Tursac (Dordogne), reportage
Équipés de bottes et de cirés, des curieux s’aventurent sur le « chemin du bois » pour une balade didactique. Ils sont accueilis par Anthony Cheval, le coorganisateur du Festival des scieurs et de la forêt, qui s’est tenu fin septembre à Tursac, dans le Périgord noir. Le rendez-vous se présente comme le creuset des initiatives écologiques locales en faveur de la forêt. Objectif : trouver l’interstice entre productivisme à outrance et mise sous cloche de la forêt.
« La raison d’être de ce “chemin du bois”, c’est de montrer qu’il y a plein de façons de s’occuper d’une forêt entre les deux extrêmes, que sont les grosses coupes rases et la systématisation du “Je ne touche pas” », résume Anthony Cheval, également membre de l’association Cœur de forêt, qui accompagne les propriétaires dans une gestion durable de leurs parcelles. Le parcours dans les bois s’adresse tout particulièrement à ces propriétaires privés, acteurs incontournables de toute alternative puisqu’ils possèdent 99 % de la forêt périgourdine et 75 % des forêts métropolitaines [1].
Sous la futaie de chêne, où le parcours est aménagé par l’association Au coin des scieurs, les visiteurs peuvent échanger avec des naturalistes, des scientifiques, des bucherons ou encore des gestionnaires. Autant de personnes « représentant les différentes visions qu’on peut avoir de la forêt », poursuit Anthony Cheval.
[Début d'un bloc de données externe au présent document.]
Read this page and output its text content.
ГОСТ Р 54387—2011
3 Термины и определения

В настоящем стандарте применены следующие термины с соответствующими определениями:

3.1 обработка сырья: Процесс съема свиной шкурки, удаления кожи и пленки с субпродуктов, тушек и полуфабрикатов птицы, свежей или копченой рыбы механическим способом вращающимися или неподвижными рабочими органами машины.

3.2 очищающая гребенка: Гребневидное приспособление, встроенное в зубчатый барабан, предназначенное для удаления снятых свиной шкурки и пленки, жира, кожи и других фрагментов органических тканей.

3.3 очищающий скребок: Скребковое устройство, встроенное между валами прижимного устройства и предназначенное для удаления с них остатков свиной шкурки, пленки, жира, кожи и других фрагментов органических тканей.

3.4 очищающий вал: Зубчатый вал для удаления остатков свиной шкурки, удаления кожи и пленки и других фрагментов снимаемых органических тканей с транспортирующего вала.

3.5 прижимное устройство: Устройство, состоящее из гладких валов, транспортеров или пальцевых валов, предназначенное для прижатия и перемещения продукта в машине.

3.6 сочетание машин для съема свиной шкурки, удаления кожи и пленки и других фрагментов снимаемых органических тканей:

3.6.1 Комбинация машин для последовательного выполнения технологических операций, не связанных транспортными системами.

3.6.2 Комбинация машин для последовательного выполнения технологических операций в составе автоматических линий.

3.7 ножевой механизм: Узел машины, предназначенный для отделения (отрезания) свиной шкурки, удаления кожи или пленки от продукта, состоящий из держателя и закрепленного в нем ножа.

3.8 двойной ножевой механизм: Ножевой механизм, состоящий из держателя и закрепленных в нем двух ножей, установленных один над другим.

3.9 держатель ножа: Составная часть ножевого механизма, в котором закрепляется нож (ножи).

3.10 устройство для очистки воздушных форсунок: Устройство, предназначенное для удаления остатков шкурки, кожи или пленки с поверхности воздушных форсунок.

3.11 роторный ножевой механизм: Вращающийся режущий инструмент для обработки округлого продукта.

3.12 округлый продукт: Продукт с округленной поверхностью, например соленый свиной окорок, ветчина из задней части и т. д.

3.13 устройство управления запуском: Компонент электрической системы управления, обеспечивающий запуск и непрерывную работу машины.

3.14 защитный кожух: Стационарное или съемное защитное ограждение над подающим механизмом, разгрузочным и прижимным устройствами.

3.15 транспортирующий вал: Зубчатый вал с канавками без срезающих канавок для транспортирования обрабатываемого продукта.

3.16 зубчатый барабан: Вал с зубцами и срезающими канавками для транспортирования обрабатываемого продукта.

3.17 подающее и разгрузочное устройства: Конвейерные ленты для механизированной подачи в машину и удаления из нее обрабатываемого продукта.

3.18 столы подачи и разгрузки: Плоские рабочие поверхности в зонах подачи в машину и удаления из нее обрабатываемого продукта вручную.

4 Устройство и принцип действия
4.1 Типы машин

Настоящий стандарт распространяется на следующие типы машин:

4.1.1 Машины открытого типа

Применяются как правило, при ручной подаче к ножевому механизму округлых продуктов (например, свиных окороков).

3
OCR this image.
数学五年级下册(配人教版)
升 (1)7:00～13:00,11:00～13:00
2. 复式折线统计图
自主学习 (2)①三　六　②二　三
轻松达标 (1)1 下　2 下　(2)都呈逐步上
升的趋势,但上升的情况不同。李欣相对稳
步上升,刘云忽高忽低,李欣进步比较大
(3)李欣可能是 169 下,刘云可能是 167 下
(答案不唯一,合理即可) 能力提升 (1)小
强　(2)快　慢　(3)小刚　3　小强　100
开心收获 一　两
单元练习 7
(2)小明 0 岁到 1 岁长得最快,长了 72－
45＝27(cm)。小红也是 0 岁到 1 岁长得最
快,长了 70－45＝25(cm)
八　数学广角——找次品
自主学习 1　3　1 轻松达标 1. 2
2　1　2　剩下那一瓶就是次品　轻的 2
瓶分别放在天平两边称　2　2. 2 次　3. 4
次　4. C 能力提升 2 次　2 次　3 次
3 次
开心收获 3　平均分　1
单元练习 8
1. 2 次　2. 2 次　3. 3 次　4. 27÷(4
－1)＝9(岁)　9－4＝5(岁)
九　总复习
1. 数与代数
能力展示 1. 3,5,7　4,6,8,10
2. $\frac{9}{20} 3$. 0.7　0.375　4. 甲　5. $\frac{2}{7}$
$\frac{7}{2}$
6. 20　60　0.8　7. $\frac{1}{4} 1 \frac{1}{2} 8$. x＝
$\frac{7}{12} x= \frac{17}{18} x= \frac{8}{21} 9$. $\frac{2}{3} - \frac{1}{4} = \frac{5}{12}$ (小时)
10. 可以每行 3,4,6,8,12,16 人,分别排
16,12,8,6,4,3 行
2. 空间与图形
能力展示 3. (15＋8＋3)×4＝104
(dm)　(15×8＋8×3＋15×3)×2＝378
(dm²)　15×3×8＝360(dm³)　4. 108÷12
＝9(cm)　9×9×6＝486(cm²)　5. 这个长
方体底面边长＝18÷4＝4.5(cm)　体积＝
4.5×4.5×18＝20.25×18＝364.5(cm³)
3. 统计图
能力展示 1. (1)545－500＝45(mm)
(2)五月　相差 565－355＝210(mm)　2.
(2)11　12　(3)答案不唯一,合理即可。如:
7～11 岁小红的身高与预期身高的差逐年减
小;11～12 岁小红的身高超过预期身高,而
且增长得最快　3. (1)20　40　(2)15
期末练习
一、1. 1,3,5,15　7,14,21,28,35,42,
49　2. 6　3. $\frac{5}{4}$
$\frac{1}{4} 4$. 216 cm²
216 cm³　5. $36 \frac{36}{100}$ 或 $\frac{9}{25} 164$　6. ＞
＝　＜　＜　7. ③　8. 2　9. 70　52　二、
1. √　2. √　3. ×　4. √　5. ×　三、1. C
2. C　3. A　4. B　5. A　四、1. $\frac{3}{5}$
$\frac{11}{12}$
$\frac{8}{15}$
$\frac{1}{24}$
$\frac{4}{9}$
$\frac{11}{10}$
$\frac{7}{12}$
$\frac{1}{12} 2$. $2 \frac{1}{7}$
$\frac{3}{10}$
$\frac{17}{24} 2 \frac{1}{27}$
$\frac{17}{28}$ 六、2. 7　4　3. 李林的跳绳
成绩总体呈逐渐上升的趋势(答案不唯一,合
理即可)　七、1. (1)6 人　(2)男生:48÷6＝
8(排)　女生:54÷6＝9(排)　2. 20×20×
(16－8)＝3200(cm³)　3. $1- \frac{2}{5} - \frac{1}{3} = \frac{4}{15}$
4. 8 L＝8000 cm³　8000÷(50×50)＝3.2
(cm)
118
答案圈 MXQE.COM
Méthodes sobres, bois revalorisé...
Après quelques pas, les visiteurs découvrent le stand de SOS Forêt Dordogne, un collectif luttant notamment contre des parcs photovoltaïques. Ils parviennent ensuite dans une salle de classe improvisée. Entre un tableau noir et des pupitres du siècle dernier, un écologue à la retraite présente l’écosystème où nous mettons les pieds et anime des débats sur la place du loup en forêt ou sur le rôle écologique du lierre.
Plus loin, à la « cabane du forestier », deux professionnels présentent les métiers du bois à l’aune de la sylviculture douce, une méthode de gestion forestière mettant l’accent sur l’équilibre de l’écosystème au détriment de la production.
« Une méthode pour une futaie irrégulière comme celle-ci, ça va être la coupe jardinatoire, explique le sylviculteur Frantz Veillé, pancartes schématiques en main. On va venir prélever l’équivalent de 15 à 20 % de la parcelle tout en maintenant un parapluie forestier sur les champignons, les sols, les zones humides, tout ce qui fait la biodiversité de la forêt. »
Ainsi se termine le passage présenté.